Страница 24 из 54
После встречи с Ильиным Маша сказала следователю:
— Он не будет работать на вас.
— Значит…
— Я готова.
Когда Вильгельм фон Ботцки узнал о результатах допроса Бегичевой, он помрачнел. Неужели Ильин снова окажется сильнее его?
Впрочем, гадать еще рано. Надо заняться им.
Ильин не вставал с сырого пола. Сон сменялся забытьем. Он не знал, наступило это страшное «послезавтра утром» или нет. Никто не приходил к нему. Об узнике, казалось, забыли.
Но за ним пришли, подняли и выволокли.
— Живуч, дьявол, — сказал надзиратель.
В прежней своей камере Ильин немного пришел в себя, поел, потом уснул и проспал несколько часов. Когда он открыл глаза, над ним стояли два надзирателя. Дверь камеры была открыта, в коридоре стояли еще двое.
Ильин поднялся:
— Что вам надо?
— Идите, — ответили ему и показали на дверь.
Ильин вышел. Впереди и сзади него шли по два конвоира. Они поднялись по лестнице, пересекли небольшой чистый дворик. Стояла глухая ночь. В небе мигали яркие крупные звезды. Вошли во второе здание; звук шагов тонул в ковровой дорожке. Открылась дверь. Конвоиры остались в коридоре. Ильин вошел в комнату.
Это была светлая, большая комната. Около дальней стены стоял темный письменный стол. За ним возвышалось распятие. За столом сидел тучный, добродушного вида чиновник в черной гестаповской форме и смотрел на вошедшего.

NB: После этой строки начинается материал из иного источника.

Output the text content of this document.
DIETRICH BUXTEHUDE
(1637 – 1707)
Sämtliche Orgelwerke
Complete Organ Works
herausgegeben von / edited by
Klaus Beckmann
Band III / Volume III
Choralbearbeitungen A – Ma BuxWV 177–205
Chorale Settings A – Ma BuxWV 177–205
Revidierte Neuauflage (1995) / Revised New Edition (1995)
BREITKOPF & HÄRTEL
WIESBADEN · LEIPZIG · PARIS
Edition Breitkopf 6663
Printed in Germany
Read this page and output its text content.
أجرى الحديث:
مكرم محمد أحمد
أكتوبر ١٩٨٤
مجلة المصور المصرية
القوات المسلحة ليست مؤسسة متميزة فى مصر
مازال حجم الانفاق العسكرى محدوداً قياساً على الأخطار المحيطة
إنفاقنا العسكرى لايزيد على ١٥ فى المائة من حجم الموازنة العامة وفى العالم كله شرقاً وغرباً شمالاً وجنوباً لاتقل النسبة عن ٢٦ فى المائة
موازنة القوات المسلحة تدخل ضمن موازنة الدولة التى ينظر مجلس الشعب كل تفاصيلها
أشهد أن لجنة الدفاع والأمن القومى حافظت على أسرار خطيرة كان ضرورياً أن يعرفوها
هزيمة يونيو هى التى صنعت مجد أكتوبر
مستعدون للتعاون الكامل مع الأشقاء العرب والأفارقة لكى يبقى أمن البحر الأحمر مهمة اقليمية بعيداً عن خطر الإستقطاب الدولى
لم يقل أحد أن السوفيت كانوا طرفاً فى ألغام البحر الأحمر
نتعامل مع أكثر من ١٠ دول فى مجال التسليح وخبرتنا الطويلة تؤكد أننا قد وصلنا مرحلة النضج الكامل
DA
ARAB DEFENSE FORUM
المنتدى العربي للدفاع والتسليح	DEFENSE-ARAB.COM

— Садитесь, Ильин, — кивнул он на свободный стул — Вы хорошо говорите по-немецки?
— Да, хорошо.
Шеф гестапо отметил, как измучен и издерган человек. Он еще раз осмотрел арестованного и спросил:
— Как вам нравится у нас?
— Испытайте на себе, получите исчерпывающий ответ, — сказал Ильин и тут же добавил: — Мне кажется, что комедия затянулась. Пора кончать.
— Ну-ну, как вы спешите. Это просто невежливо. Терпение, Ильин, терпение.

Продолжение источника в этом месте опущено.